Smokers, on the other hand, are not rewarded as much in the workplace. They earned about 80% of nonsmokers wages. Even one cigarette a day triggers a wage gap between smokers and nonsmokers, the economists write. Smoking erodes the value of your human capital in the labor market, said Ms. Pitts.
`snip They noted that education level was the largest contributing variable. Nonsmokers tend to be more educated, are less likely to have spouses who smoke and live in states where cigarette prices are higher than smokers. ~snip It takes a special person to quit an addictive behavior, and there is a higher reward for smoking cessation than not ever starting it, said Ms. Pitts. I think the qualities of persistence, patience and everything else that goes along with being able to quit are valuable to employers.
(Excerpt) Read more at blogs.wsj.com ...
Dang! I could use that extra money. I’d spend it on smokes :-)
in 1976, I had been smoking around 15 years and smoking around 2-3 packs a day.
I went deer hunting in November for the first time in around 5 year and was winded climbing the hills....
I was too young at 27 to be winded climbing those hills...
I quit then and there....no patch, no gum, no special medicine............it hurt to quit....for weeks, it hurt. then it didn’t. I still craved for years, but not physical, but mental craving....37 years later I still occasionally think about having a cigarette...but don’t.
Did we pay for this study? (Just wondering.)
The should have standardized for geographic location, ethnicity, sex, age, &c.
The people who gave up smoking do illustrate an admirable level of self-control and determination, as well as an interest in health.

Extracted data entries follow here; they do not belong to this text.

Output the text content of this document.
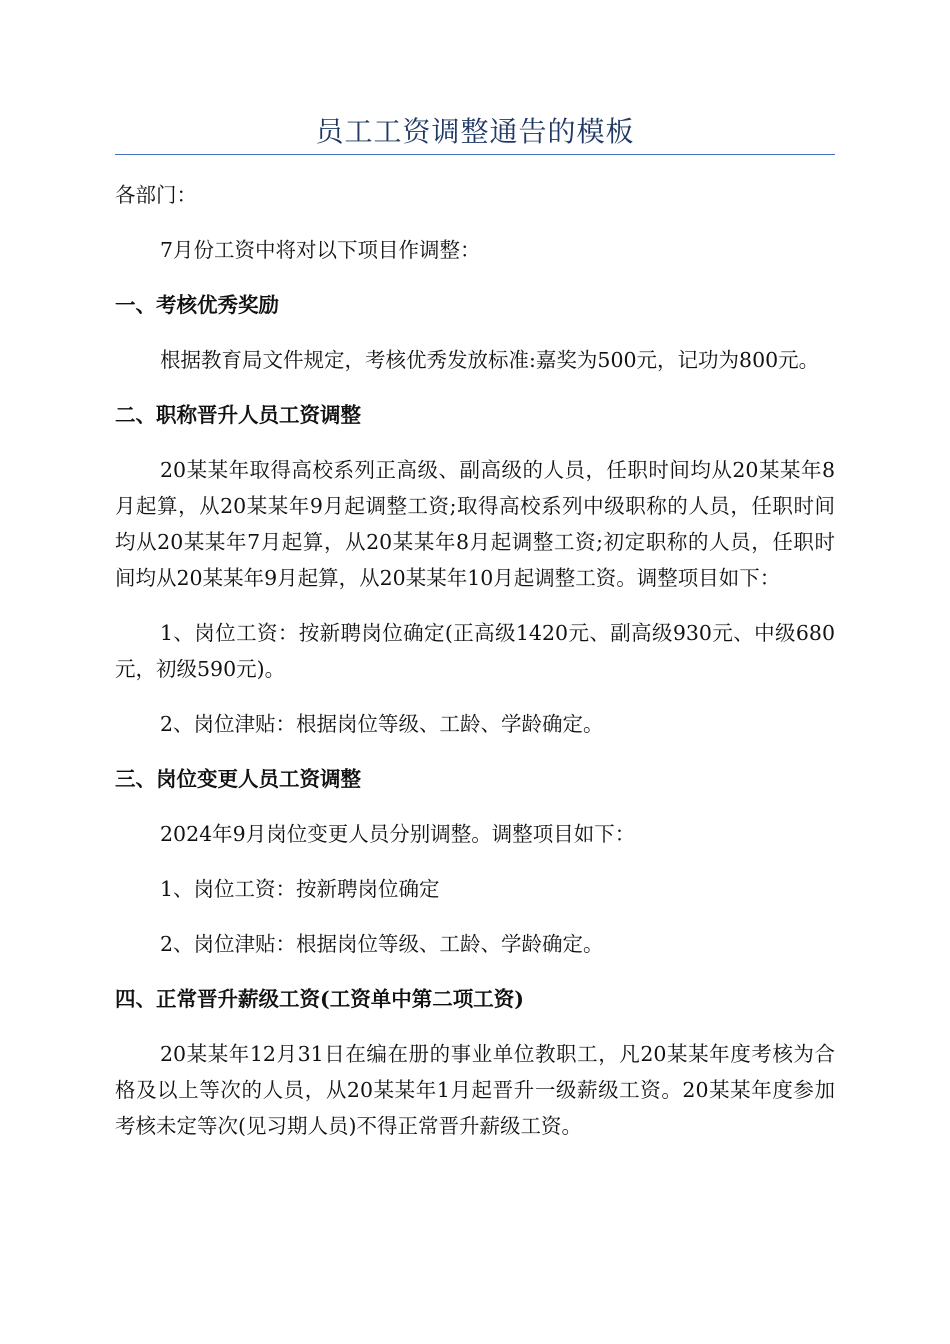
员工工资调整通告的模板

各部门：

7月份工资中将对以下项目作调整：

一、考核优秀奖励

根据教育局文件规定，考核优秀发放标准:嘉奖为500元，记功为800元。

二、职称晋升人员工资调整

20某某年取得高校系列正高级、副高级的人员，任职时间均从20某某年8月起算，从20某某年9月起调整工资;取得高校系列中级职称的人员，任职时间均从20某某年7月起算，从20某某年8月起调整工资;初定职称的人员，任职时间均从20某某年9月起算，从20某某年10月起调整工资。调整项目如下：

1、岗位工资：按新聘岗位确定(正高级1420元、副高级930元、中级680元，初级590元)。

2、岗位津贴：根据岗位等级、工龄、学龄确定。

三、岗位变更人员工资调整

2024年9月岗位变更人员分别调整。调整项目如下：

1、岗位工资：按新聘岗位确定

2、岗位津贴：根据岗位等级、工龄、学龄确定。

四、正常晋升薪级工资(工资单中第二项工资)

20某某年12月31日在编在册的事业单位教职工，凡20某某年度考核为合格及以上等次的人员，从20某某年1月起晋升一级薪级工资。20某某年度参加考核未定等次(见习期人员)不得正常晋升薪级工资。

I suspect that there is also a big negative correction between tattoos and income, also. Tattoos indicate a lack of self respect, particularly for ones person. As tattoos always run with age (and never look good on old skin), a person getting a tattoo probably manifests a short-term view, perhaps having inculcated too much of the popular live-in-the-moment attitude so common today among junk psychologists and phony preachers.

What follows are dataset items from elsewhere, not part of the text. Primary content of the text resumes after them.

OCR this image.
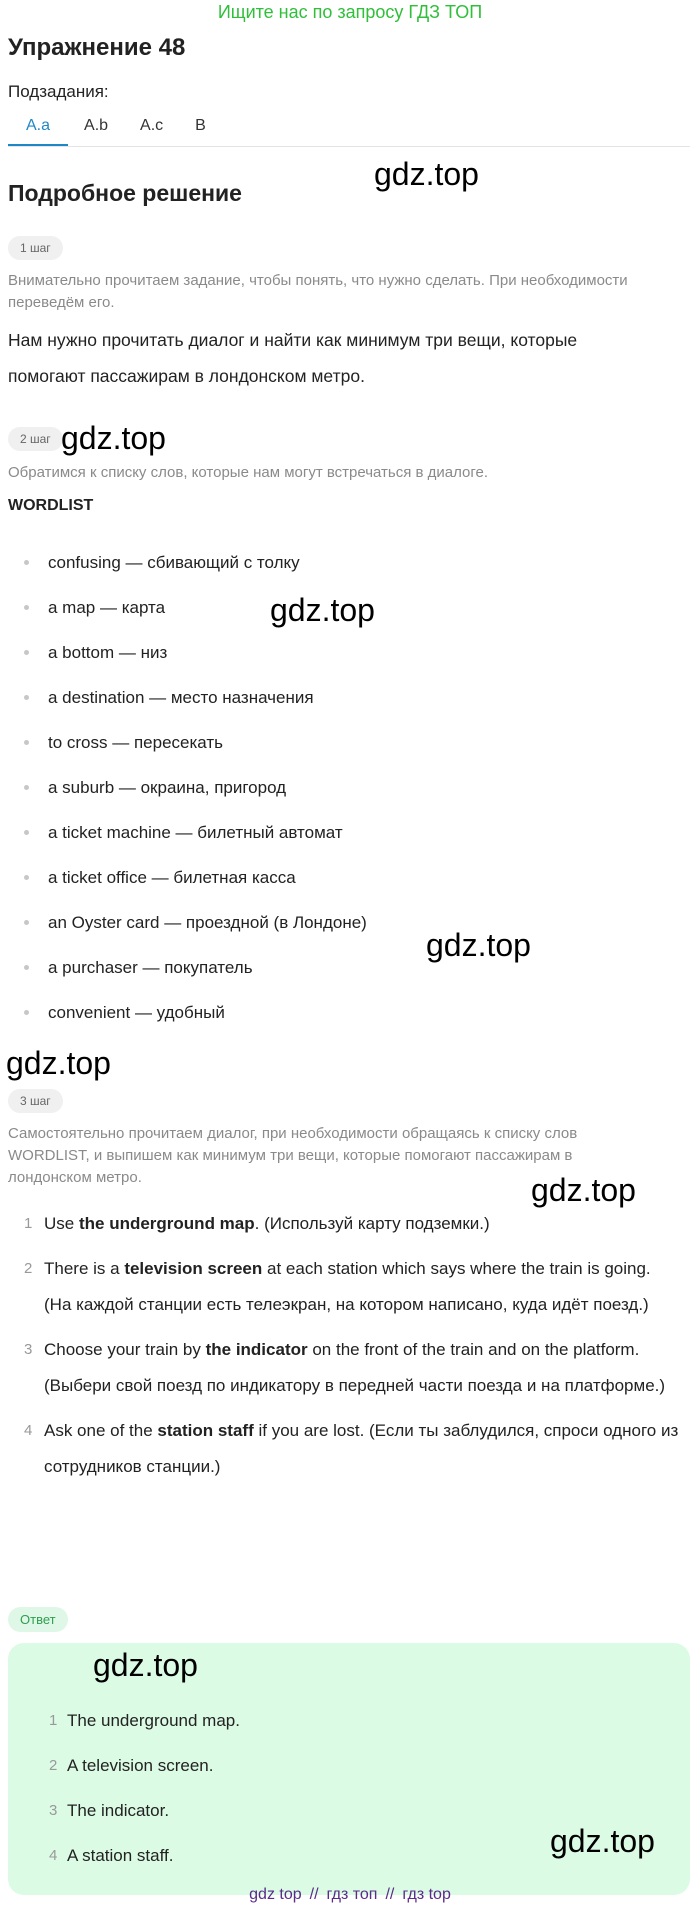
Ищите нас по запросу ГДЗ ТОП
Упражнение 48
Подзадания:
A.a	A.b	A.c	B
gdz.top
Подробное решение
1 шаг
Внимательно прочитаем задание, чтобы понять, что нужно сделать. При необходимости переведём его.
Нам нужно прочитать диалог и найти как минимум три вещи, которые помогают пассажирам в лондонском метро.
2 шаг gdz.top
Обратимся к списку слов, которые нам могут встречаться в диалоге.
WORDLIST
confusing — сбивающий с толку
a map — карта
a bottom — низ
a destination — место назначения
to cross — пересекать
a suburb — окраина, пригород
a ticket machine — билетный автомат
a ticket office — билетная касса
an Oyster card — проездной (в Лондоне)
a purchaser — покупатель
convenient — удобный
gdz.top
gdz.top
gdz.top
3 шаг
Самостоятельно прочитаем диалог, при необходимости обращаясь к списку слов WORDLIST, и выпишем как минимум три вещи, которые помогают пассажирам в лондонском метро.	gdz.top
1 Use the underground map. (Используй карту подземки.)
2 There is a television screen at each station which says where the train is going. (На каждой станции есть телеэкран, на котором написано, куда идёт поезд.)
3 Choose your train by the indicator on the front of the train and on the platform. (Выбери свой поезд по индикатору в передней части поезда и на платформе.)
4 Ask one of the station staff if you are lost. (Если ты заблудился, спроси одного из сотрудников станции.)
Ответ
gdz.top
1 The underground map.
2 A television screen.
3 The indicator.
4 A station staff.	gdz.top
gdz top // гдз топ // гдз top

Fortunately not all non and former smokers are self righteous assholes.
They remind me of a boss I had who paid gays and minorities more due to their oppressed lives.
Sounds like a false link to me...
They include in the set of non smokers the subset of former smokers. Unless those former smokers get new jobs there is no reason for their wages to rise at all, other than normally. So if you say that they quit and their wages went up, unless you can tie it to smoking itself, it means nothing.
Now it could be that smokers don’t get hired in the first place..that would surely be valid as companies screen for the habit to limit future health liabilities. In that sense smokers would make less because there are those whose wages are zero because of the number never hired.
I like starting again because quitting is so much fun.
If I was to quit smoking I would have to burn everything I own to include my shop which my father smoked in.I wouldn’t be able to stand the smell.
Higher wages linked to better impulse control. Who knew?
I quit about 15 years ago but I don’t have any issues with smokers. I keep ashtrays in my house. I don’t drink anymore either but I’ll pick up beer on my way to a party but I’ll drink Gatorade or soda.
Don’t forget a 2 pack/day smoker spends over $4,000 per year on smokes, maybe more depending on where you live.
It was probably funded with taxes from tobacco sales.
You’re right, smoking definitely inhibits olfactory sensitivity.
so, if you want your kids to have high paying careers, you want to get them to start smoking, and then quit - right?
My mother used to smoke 3 packs a day...until she had to have half a lung removed because of it. The doctor told her, essentially, “Stop smoking or die”. She stopped.
That was 40 years ago, and she’s still here.
Smart people give it up when the perceived risk exceeds the perceived benefit/pleasure.
Former smokers make more money because everybody almost tries smoking in college so college graduates are over represented among former smokers.